Это был тот самый Пекуровский. Вот уж кто был изыскан так изыскан. Вольная поза на стуле, словно в мягчайшем кресле, смоляные кудри, орлиный нос, резные язвительные губы, черные глазищи, горящие умом и сарказмом… Мне оставалось лишь замкнуться в своем бесхитростном солдатском мужестве. Я не паркетный шаркун, надменно думал я, глядя на лакированный паркет, о котором тетя Клава с гордостью говорила: “По моему полу („Мама!” — заранее кричала Женя) нельзя без трусов ходить — все видно”. Однако слушать, как Женя счастливо, да еще с опережением заливается совершенно неостроумным шуткам этой будущей звезды рампы, было все равно невыносимо. Но ничего, мы в окопах и не такое выдерживали.

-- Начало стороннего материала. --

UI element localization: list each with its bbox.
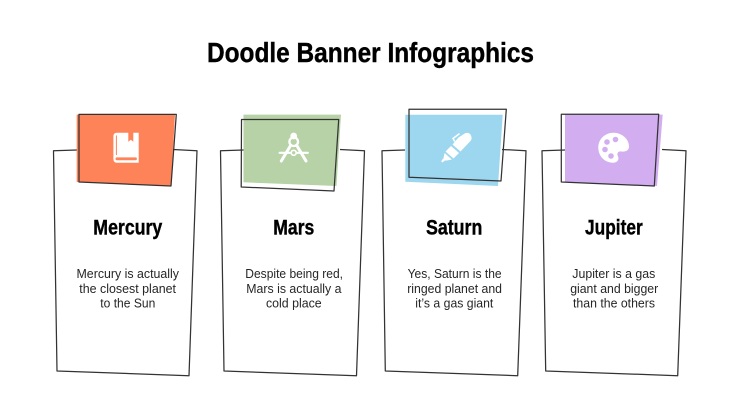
banner: Mars [241, 115, 341, 191]
card outline: Saturn [382, 150, 526, 376]
text: Jupiter description: than the others [573, 296, 655, 310]
card outline: Mars [220, 150, 364, 376]
text: Mercury description: Mercury is actually [76, 267, 180, 281]
icon: pen [441, 133, 472, 162]
text: Mercury description: the closest planet [79, 282, 176, 296]
icon: palette [598, 133, 629, 163]
text: Mercury description [76, 267, 180, 310]
banner: Mercury [77, 114, 176, 186]
title: Doodle Banner Infographics [207, 37, 534, 68]
card outline: Jupiter [542, 150, 686, 376]
heading: Mars: Mars [273, 215, 314, 239]
text: Jupiter description: giant and bigger [570, 282, 658, 296]
text: Mars description: Mars is actually a [246, 282, 342, 296]
card outline: Mercury [54, 150, 197, 376]
text: Jupiter description: Jupiter is a gas [572, 267, 655, 281]
heading: Mercury: Mercury [93, 215, 162, 239]
text: Mars description: Despite being red, [245, 267, 343, 281]
text: Jupiter description [570, 267, 658, 310]
text: Saturn description: it’s a gas giant [415, 296, 494, 310]
text: Mars description [245, 267, 343, 310]
banner: Jupiter [561, 114, 663, 186]
icon: compass [280, 133, 308, 161]
text: Saturn description: ringed planet and [407, 282, 502, 296]
panel: Mars [220, 115, 364, 376]
heading: Saturn: Saturn [426, 215, 482, 239]
icon: book [113, 132, 139, 163]
text: Mercury description: to the Sun [100, 296, 155, 310]
panel: Jupiter [542, 114, 686, 376]
panel: Saturn [382, 109, 526, 376]
text: Saturn description [407, 267, 502, 310]
banner: Saturn [405, 109, 506, 186]
text: Saturn description: Yes, Saturn is the [408, 267, 502, 281]
text: Mars description: cold place [266, 296, 322, 310]
heading: Jupiter: Jupiter [585, 215, 643, 239]
panel: Mercury [54, 114, 197, 376]
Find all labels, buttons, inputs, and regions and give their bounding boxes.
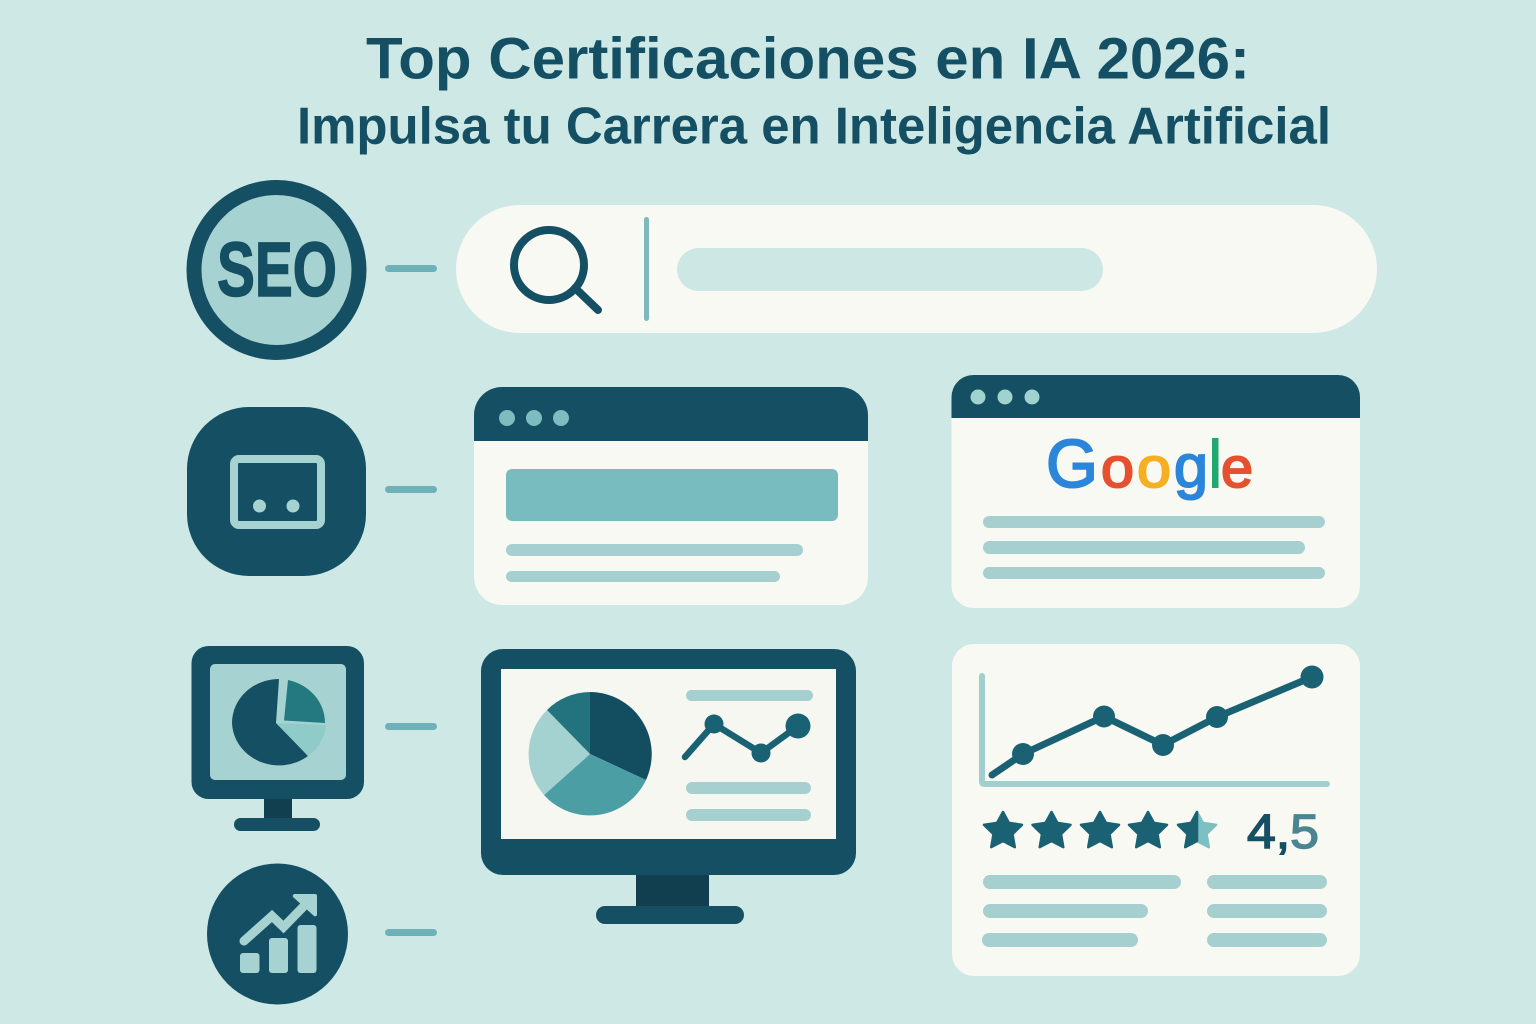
icon: SEO badge [194,188,359,352]
Google logo: e [1221,436,1253,500]
search bar [456,205,1377,333]
mini line chart [685,714,810,762]
connector: browser badge to window [385,486,437,493]
Google logo [1046,426,1253,502]
text placeholder lines [982,875,1327,947]
icon: SEO badge: SEO [217,227,337,313]
icon: growth chart badge [207,864,348,1004]
connector: growth badge [385,929,437,936]
connector: small monitor to dashboard [385,723,437,730]
panel: Google results window [952,375,1360,608]
star rating [984,812,1216,847]
icon: browser window badge [187,407,366,576]
panel: browser window [474,387,868,605]
connector: SEO to search bar [385,265,437,272]
Google logo: o [1137,436,1171,500]
Google logo: o [1101,436,1134,500]
search divider [644,217,649,321]
rating value: 4,5 [1247,806,1319,859]
icon: small monitor with pie chart [192,646,364,831]
Google logo: G [1046,426,1098,502]
Google logo: g [1174,433,1208,500]
title: Impulsa tu Carrera en Inteligencia Artificial [297,98,1331,156]
line chart [979,666,1330,787]
title: Top Certificaciones en IA 2026: [366,26,1250,92]
panel: ranking chart and rating [952,644,1360,976]
panel: desktop monitor dashboard [481,649,856,924]
icon: magnifying glass [514,230,598,310]
title [297,26,1331,156]
pie chart [529,692,652,815]
search input placeholder [677,248,1103,291]
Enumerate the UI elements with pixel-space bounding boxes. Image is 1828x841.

Не обращая на эту тыловую парочку внимания, я перебрал и смазал свой десантный автомат, наточил штык-нож, а потом лениво потянулся так, чтобы из-под закатанных рукавов приоткрылись стальные бицепсы, и поделился как бы сам с собой: пойду погуляю. Походкой Юла Бриннера из “Великолепной семерки” прошелся на балкон и, едва коснувшись рукой перил, махнул вниз без парашюта. С одиннадцатого этажа. Или сто одиннадцатого, не важно. Важно, что я ушел в плодородную украинскую землю примерно по… Это было еще круче, чем море по колено.
— Ты что, с ума сошел?! — перевесившись, кричала Женя, и меня обдало невыразимым счастьем: она была белая, как Женя-два, только брови угольно чернели — в этом было даже что-то клоунское.
Но что было еще приятнее, физиономия перевесившегося с нею рядом Пекуровского теперь уже не выражала ничего, кроме самой что ни на есть глуповатой обалделости. Вот так-то! Пускай я буду дурак, но зато герой!
А наутро дядя Сюня, словно самый обыкновенный паникерствующий папаша, откровенно не находил себе места: Жене было пора на экзамен, но не могла же она появиться в институте народного хозяйства с немытой головой! Затем она сушила свои роскошные волосы цвета грачиного крыла над газовой плитой, дядя Сюня пил корвалол, а тетя Клава, гневно раздувая царственные ноздри, следила, чтобы волосы хотя бы не вспыхнули.
Я предложил Жене пойти вместе с ней — я бы спустился с крыши по канату и в подзорную трубу высмотрел ее задание, — но она презрительно отказалась. И уже через полчаса снова была дома: задачки оказались совсем плевые. Однако, на досуге о них поразмыслив, она начала мрачнеть, мрачнеть…
Чтобы до следующего года оказаться совершенно свободной.
Помнится, я нисколько не сочувствовал ни ей, ни дяде Сюне с тетей Клавой: присутствие в названии института слова “хозяйство” делало его учреждением заведомо презренным. Уж такая-то дрянь никуда не денется!
Так мы оказались на приднепровской даче у Жениной одноклассницы, носившей фамилию Сорока, — хрупкой, хорошенькой, с распадающимися реденькими беленькими волосиками. При Сороке состоял поступавший на архитектурный другой Женин одноклассник по фамилии Вайнштейн, а по прозвищу Ванька, пухленький младенчик, носивший, не снимая даже на ночь, на безволосом личике выражение надменной обиды: Сорока не платила ему взаимностью. Ванька с Сорокой готовились к экзаменам, а мы с Женей неизвестно от чего отдыхали, так что вчетвером мы ходили купаться лишь с утра. Бледная Ванькина пухлость особенно подчеркивала мой эфиопский атлетизм.